23 September 2024 6:00 pm7:30 pm
Free

Fragments of experience can be brought together by colour and shape, form and canvas, but also by craft and an intense awareness of painting as one of the foundations upon which humans build their understanding of the cultures and environments they inhabit. For Austrian-born Henry (born Heinz) Inlander, who settled in England in 1938, paintings of landscapes brought the richness of the physical world into contact with human vision, memory and the imagination. It was also his way of exploring the trauma of his family history, especially the loss of family in the Holocaust.

Henry Inlander painted the eruption of the real world onto the canvas, and this is best exemplified by his early drawings and paintings which explored everything from the textures of trees to the shape of a mountain against the sky. As an artist he was obsessed by the transformative power of art and by an inner impulse that made it impossible to live without creating, imagining and recreating the world that he loved.

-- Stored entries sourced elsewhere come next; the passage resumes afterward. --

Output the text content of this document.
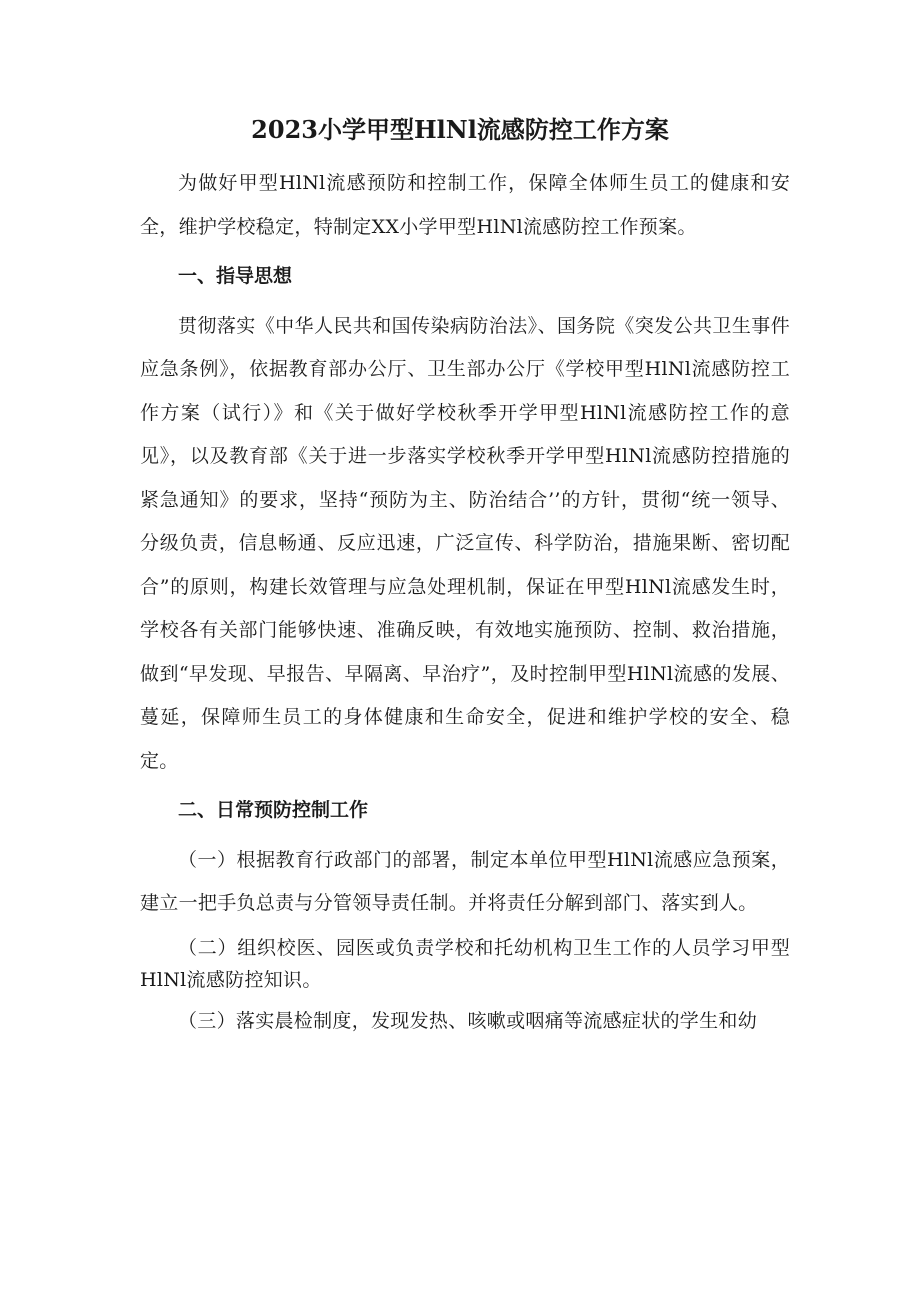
2023小学甲型HlNl流感防控工作方案

为做好甲型HlNl流感预防和控制工作，保障全体师生员工的健康和安全，维护学校稳定，特制定XX小学甲型HlNl流感防控工作预案。

一、指导思想

贯彻落实《中华人民共和国传染病防治法》、国务院《突发公共卫生事件应急条例》，依据教育部办公厅、卫生部办公厅《学校甲型HlNl流感防控工作方案（试行）》和《关于做好学校秋季开学甲型HlNl流感防控工作的意见》，以及教育部《关于进一步落实学校秋季开学甲型HlNl流感防控措施的紧急通知》的要求，坚持“预防为主、防治结合’’的方针，贯彻“统一领导、分级负责，信息畅通、反应迅速，广泛宣传、科学防治，措施果断、密切配合”的原则，构建长效管理与应急处理机制，保证在甲型HlNl流感发生时，学校各有关部门能够快速、准确反映，有效地实施预防、控制、救治措施，做到“早发现、早报告、早隔离、早治疗”，及时控制甲型HlNl流感的发展、蔓延，保障师生员工的身体健康和生命安全，促进和维护学校的安全、稳定。

二、日常预防控制工作

（一）根据教育行政部门的部署，制定本单位甲型HlNl流感应急预案，建立一把手负总责与分管领导责任制。并将责任分解到部门、落实到人。

（二）组织校医、园医或负责学校和托幼机构卫生工作的人员学习甲型HlNl流感防控知识。

（三）落实晨检制度，发现发热、咳嗽或咽痛等流感症状的学生和幼
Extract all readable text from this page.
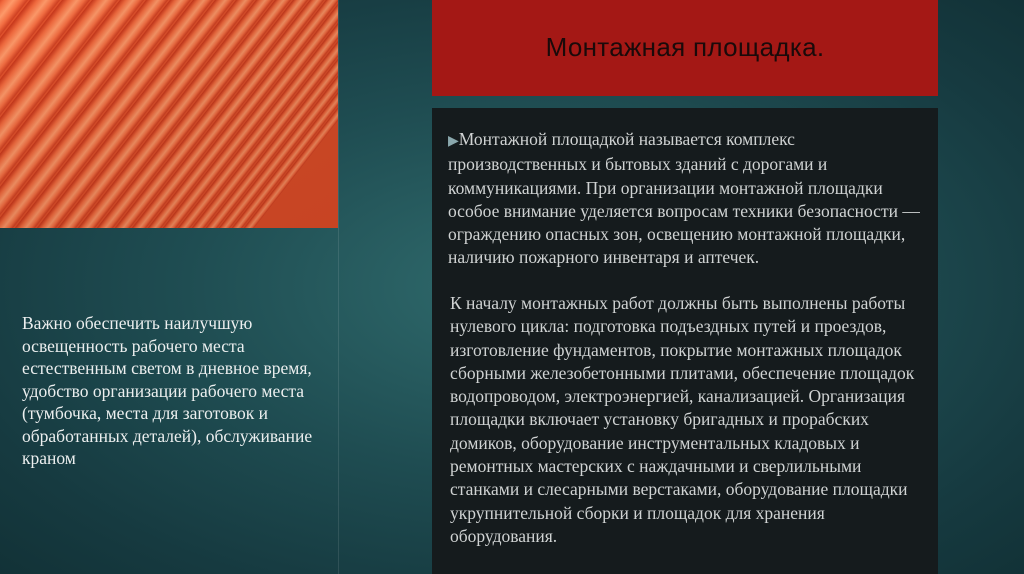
Монтажная площадка.
▶Монтажной площадкой называется комплекс производственных и бытовых зданий с дорогами и коммуникациями. При организации монтажной площадки особое внимание уделяется вопросам техники безопасности — ограждению опасных зон, освещению монтажной площадки, наличию пожарного инвентаря и аптечек.
К началу монтажных работ должны быть выполнены работы нулевого цикла: подготовка подъездных путей и проездов, изготовление фундаментов, покрытие монтажных площадок сборными железобетонными плитами, обеспечение площадок водопроводом, электроэнергией, канализацией. Организация площадки включает установку бригадных и прорабских домиков, оборудование инструментальных кладовых и ремонтных мастерских с наждачными и сверлильными станками и слесарными верстаками, оборудование площадки укрупнительной сборки и площадок для хранения оборудования.
Важно обеспечить наилучшую освещенность рабочего места естественным светом в дневное время, удобство организации рабочего места (тумбочка, места для заготовок и обработанных деталей), обслуживание краном
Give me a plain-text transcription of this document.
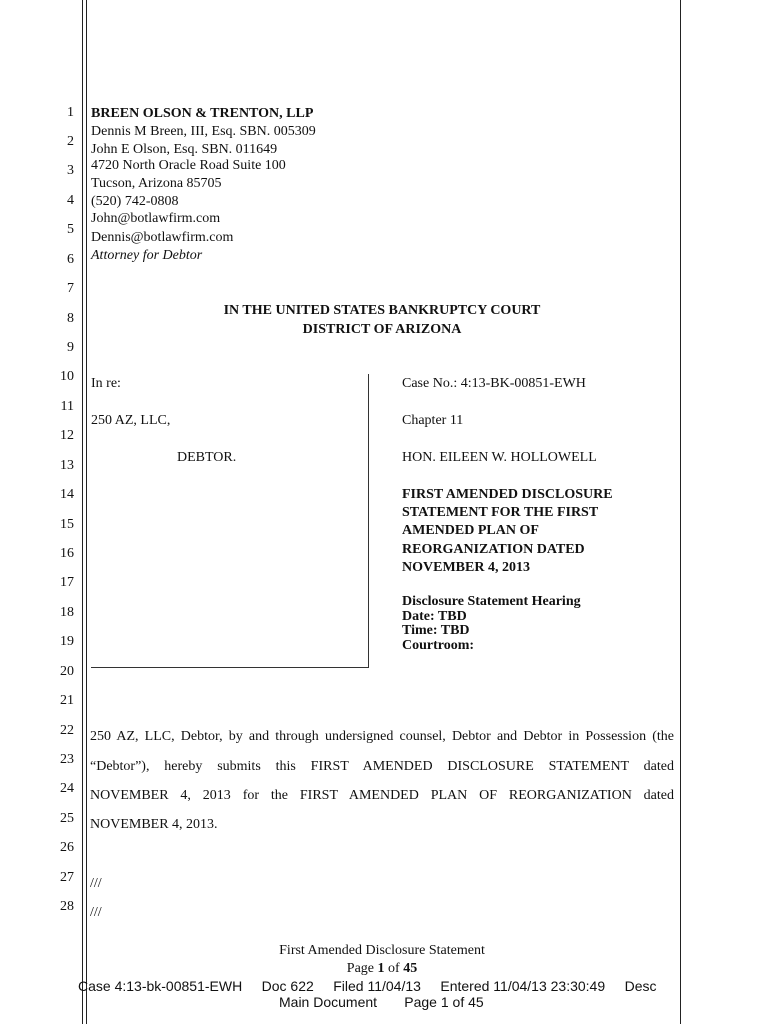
1
2
3
4
5
6
7
8
9
10
11
12
13
14
15
16
17
18
19
20
21
22
23
24
25
26
27
28
BREEN OLSON & TRENTON, LLP
Dennis M Breen, III, Esq. SBN. 005309
John E Olson, Esq. SBN. 011649
4720 North Oracle Road Suite 100
Tucson, Arizona 85705
(520) 742-0808
John@botlawfirm.com
Dennis@botlawfirm.com
Attorney for Debtor
IN THE UNITED STATES BANKRUPTCY COURT
DISTRICT OF ARIZONA
In re:
250 AZ, LLC,
DEBTOR.
Case No.: 4:13-BK-00851-EWH
Chapter 11
HON. EILEEN W. HOLLOWELL
FIRST AMENDED DISCLOSURE
STATEMENT FOR THE FIRST
AMENDED PLAN OF
REORGANIZATION DATED
NOVEMBER 4, 2013
Disclosure Statement Hearing
Date: TBD
Time: TBD
Courtroom:
250 AZ, LLC, Debtor, by and through undersigned counsel, Debtor and Debtor in Possession (the
“Debtor”), hereby submits this FIRST AMENDED DISCLOSURE STATEMENT dated
NOVEMBER 4, 2013 for the FIRST AMENDED PLAN OF REORGANIZATION dated
NOVEMBER 4, 2013.
///
///
First Amended Disclosure Statement
Page 1 of 45
Case 4:13-bk-00851-EWH     Doc 622     Filed 11/04/13     Entered 11/04/13 23:30:49     Desc
Main Document       Page 1 of 45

Dr. Ron Burnett, Inlander’s nephew, was born in London. He was President and Vice-Chancellor of Emily Carr University of Art and Design, Vancouver, from 1996-2018 and is now its President Emeritus. He is a recipient of the Order of Canada as well as the Order of British Columbia and has been recognized with a Knighthood by the French Government. He is the author of five books (including Explorations in Film Theory and How Images Think) and over one hundred and fifty articles.